Composition of Continuous Mapping on Compact Space Preserves Uniform Convergence

Theorem

Let $\struct{ X, d_X }$ be a compact metric space.

Let $\struct{ Y, d_Y }, \struct{ Z, d_Z }$ be metric spaces.

Let $\phi : Y \to Z$ be a continuous mapping.

For all $n \in \N$, let $f_n : X \to Y$ be a continuous mapping.

Let $f: X \to Y$ be a mapping such that $\sequence {f_n}_{n \in \N}$ converges to $f$ uniformly on $X$.

Then the sequence $\sequence {\phi \circ f_n}_{n \in \N}$ converges to $\phi \circ f$ uniformly on $X$.

Proof

Aiming for a contradiction, suppose that $\sequence {\phi \circ f_n}_{n \in \N}$ do not converge to $\phi \circ f$ uniformly.

This implies that there exists $\epsilon \in \R_{>0}$ such that for all $n \in \N$, there exist $N_n \ge n$ and $x_n \in X$ such that:

$\map {d_Z}{ \map { \phi \circ f_{N_n} }{ x_n } , \map { \phi \circ f }{ x_n} } \ge \epsilon$

From Compact Subspace of Metric Space is Sequentially Compact in Itself, it follows that $\struct{ X, d_X }$ is sequentially compact in itself.
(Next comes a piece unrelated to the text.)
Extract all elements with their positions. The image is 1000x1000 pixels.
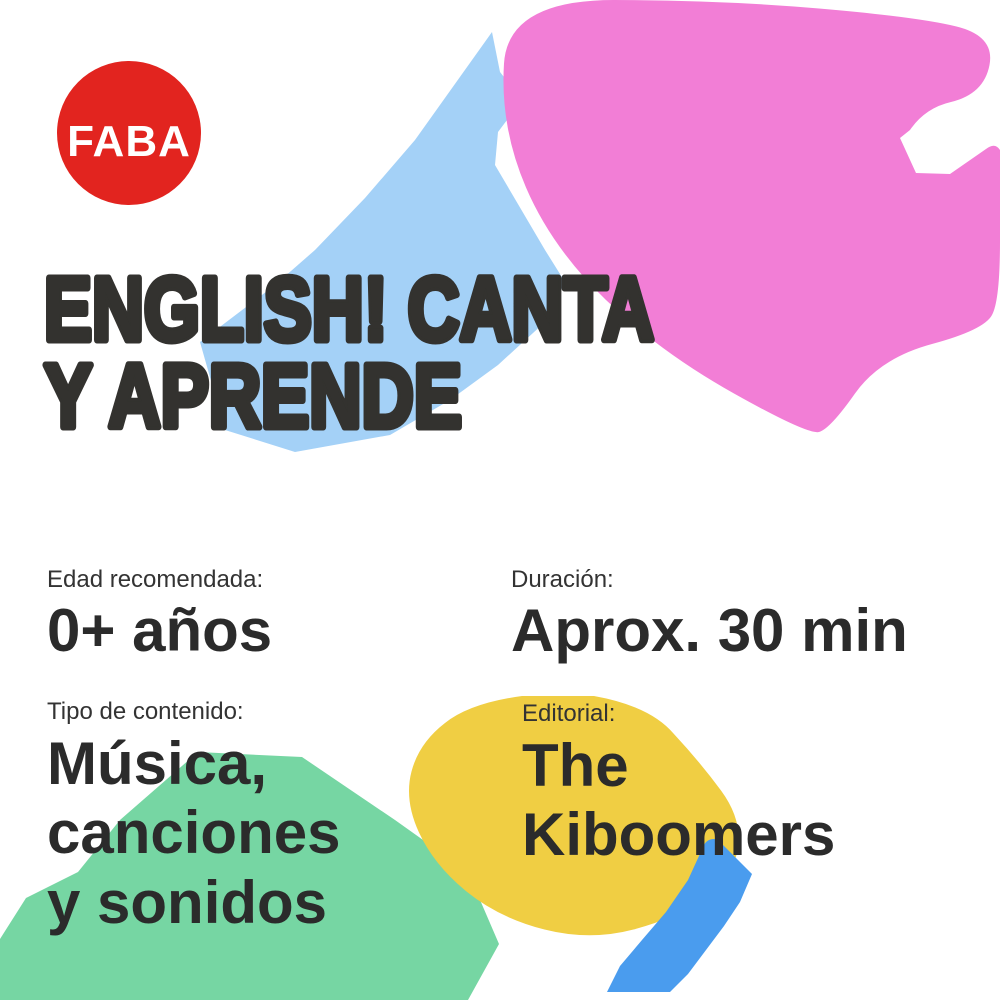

This implies that there exist $x' \in X$ and a subsequence $\sequence {x_{n_m} }_{m \in \N}$ such that $x_{n_m} \to x'$ for $m \to \infty$.

We calculate:

 $\ds \epsilon$ $\le$ $\ds \lim_{m \mathop \to \infty} \map {d_Z}{ \map { \phi \circ f_{N_{n_m} } }{ x_{n_m} } , \map { \phi \circ f }{ x_{n_m} } }$ $\ds$ $=$ $\ds \map {d_Z}{ \lim_{m \mathop \to \infty} \map { \phi \circ f_{N_{n_m} } }{ x_{n_m} } , \lim_{m \mathop \to \infty} \map { \phi \circ f }{ x_{n_m} } }$ by Metric is Continous Mapping and definition of continuity $\ds$ $=$ $\ds \map {d_Z}{ \map { \phi \circ f }{ x' } , \lim_{m \mathop \to \infty} \map { \phi \circ f }{ x_{n_m} } }$ by Uniformly Convergent Sequence Evaluated on Convergent Sequence $\ds$ $=$ $\ds \map {d_Z}{ \map { \phi \circ f }{ x' } , \map { \phi \circ f }{ x' } }$ by Composite of Continuous Mappings between Metric Spaces is Continuous $\ds$ $=$ $\ds 0$

which is a contradiction, as $\epsilon > 0$.

$\blacksquare$